MSXML includes an XML parser, an XPath-compliant XSLT
engine, and an interface to the outside world (like MSIE). The parser
and the XSLT engine are both excellent, standards-compliant
components. It's the latter which produces the seemingly non-conformant
behavior when dealing with whitespace-only text nodes. This behavior is
controlled by a property, preserveWhiteSpace, with true or
false values. The default is false, which causes MSIE to display the
document incorrectly. In order to change this behavior -- and make MSIE
behave "purely" -- you must use scripting to set
preserveWhiteSpace to true explicitly.
2. Keep an open mind about predicates: nested, "compound," and so on.
The predicate is such a powerful, valuable piece of a location step's real estate that you may be reluctant to try anything beyond the simplest ones. Don't be. The predicate is there to enable you to grab exactly the node(s) you need from among all those candidates visible along a given axis from the context node. Why limit yourself to selecting, say, just the nth child or elements with a particular attribute? Stretch your wings by experimenting with multiple predicates in a given location step or path.
Here's a simple XML document:
<roofers>
<roofing-material>
<manufacturer>Salitieri</manufacturer>
<type>thatch</type>
</roofing-material>
<roofing-material>
<manufacturer>Nash</manufacturer>
<type>shingles</type>
</roofing-material>
<roofing-material>
<manufacturer>DeBrutus</manufacturer>
<type>fiberglass</type>
</roofing-material>
<roofing-material>
<manufacturer>Short</manufacturer>
<type>shingles</type>
</roofing-material>
</roofers>
Suppose you want to locate a nodeset consisting of any roofing-material
element whose type is "shingles", but only if the
manufacturer is "Nash". Either of the following approaches
works (pay special attention to the predicates):
//roofing-material[type="shingles"][manufacturer="Nash"]
//roofing-material[type="shingles" and manufacturer="Nash"]
//roofing-material[type[preceding-sibling::manufacturer="Nash"]="shingles"]
While the results of these three approaches are identical for this document, in other documents they might be quite different. And all three -- including that weird-looking "nested predicate" in the third example -- are perfectly legal XPath 1.0.
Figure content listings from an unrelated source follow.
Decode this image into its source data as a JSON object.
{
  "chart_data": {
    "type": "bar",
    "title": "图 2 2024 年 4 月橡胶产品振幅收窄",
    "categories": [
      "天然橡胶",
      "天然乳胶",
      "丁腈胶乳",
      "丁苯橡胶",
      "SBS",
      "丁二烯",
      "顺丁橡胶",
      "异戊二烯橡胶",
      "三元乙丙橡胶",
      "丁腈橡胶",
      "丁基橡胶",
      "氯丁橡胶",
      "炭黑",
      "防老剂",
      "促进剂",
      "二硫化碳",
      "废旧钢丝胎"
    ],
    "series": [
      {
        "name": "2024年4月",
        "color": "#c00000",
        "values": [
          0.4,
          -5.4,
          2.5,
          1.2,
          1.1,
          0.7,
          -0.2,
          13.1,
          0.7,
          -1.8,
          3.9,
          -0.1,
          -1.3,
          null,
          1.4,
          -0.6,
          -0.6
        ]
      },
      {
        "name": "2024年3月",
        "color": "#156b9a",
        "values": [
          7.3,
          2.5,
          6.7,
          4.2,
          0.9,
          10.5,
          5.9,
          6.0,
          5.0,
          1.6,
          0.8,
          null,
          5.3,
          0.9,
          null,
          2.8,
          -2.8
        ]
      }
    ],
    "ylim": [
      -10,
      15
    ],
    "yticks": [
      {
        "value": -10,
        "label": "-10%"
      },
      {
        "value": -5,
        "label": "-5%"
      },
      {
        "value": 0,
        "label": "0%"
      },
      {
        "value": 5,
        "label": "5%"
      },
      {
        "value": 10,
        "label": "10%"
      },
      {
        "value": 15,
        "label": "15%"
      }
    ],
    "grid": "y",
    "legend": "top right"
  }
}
Beware of one trap when using the approach employed in the first of the three preceding location paths -- I think of it as a "stacked" predicate. The order in which predicates appear on the stack can affect the final result. Each succeeding predicate is evaluated in terms of the narrowed context provided by the preceding one(s), and not just in terms of the general context in which a single predicate would be evaluated. Here's a sample document to illustrate this point.
<tosses>
<toss result="heads"/>
<toss result="heads"/>
<toss result="tails"/>
<toss result="heads"/>
</tosses>
Now consider the following two location paths into this document, each using a stacked predicate:
(//toss)[@result="heads"][3]
(//toss)[3][@result="heads"]
See the difference? The first path locates (a) all toss elements
whose result attribute equals "heads", and then (b) the
third one of those toss elements. Therefore, it selects the
fourth toss element in the document.
The second path selects the third toss
element, and then the stacked predicate applies a further screen,
selecting the third toss element only if its
result attribute has a value of "heads". Because the third
toss element's result attribute is "tails",
therefore, this location path returns an empty node-set.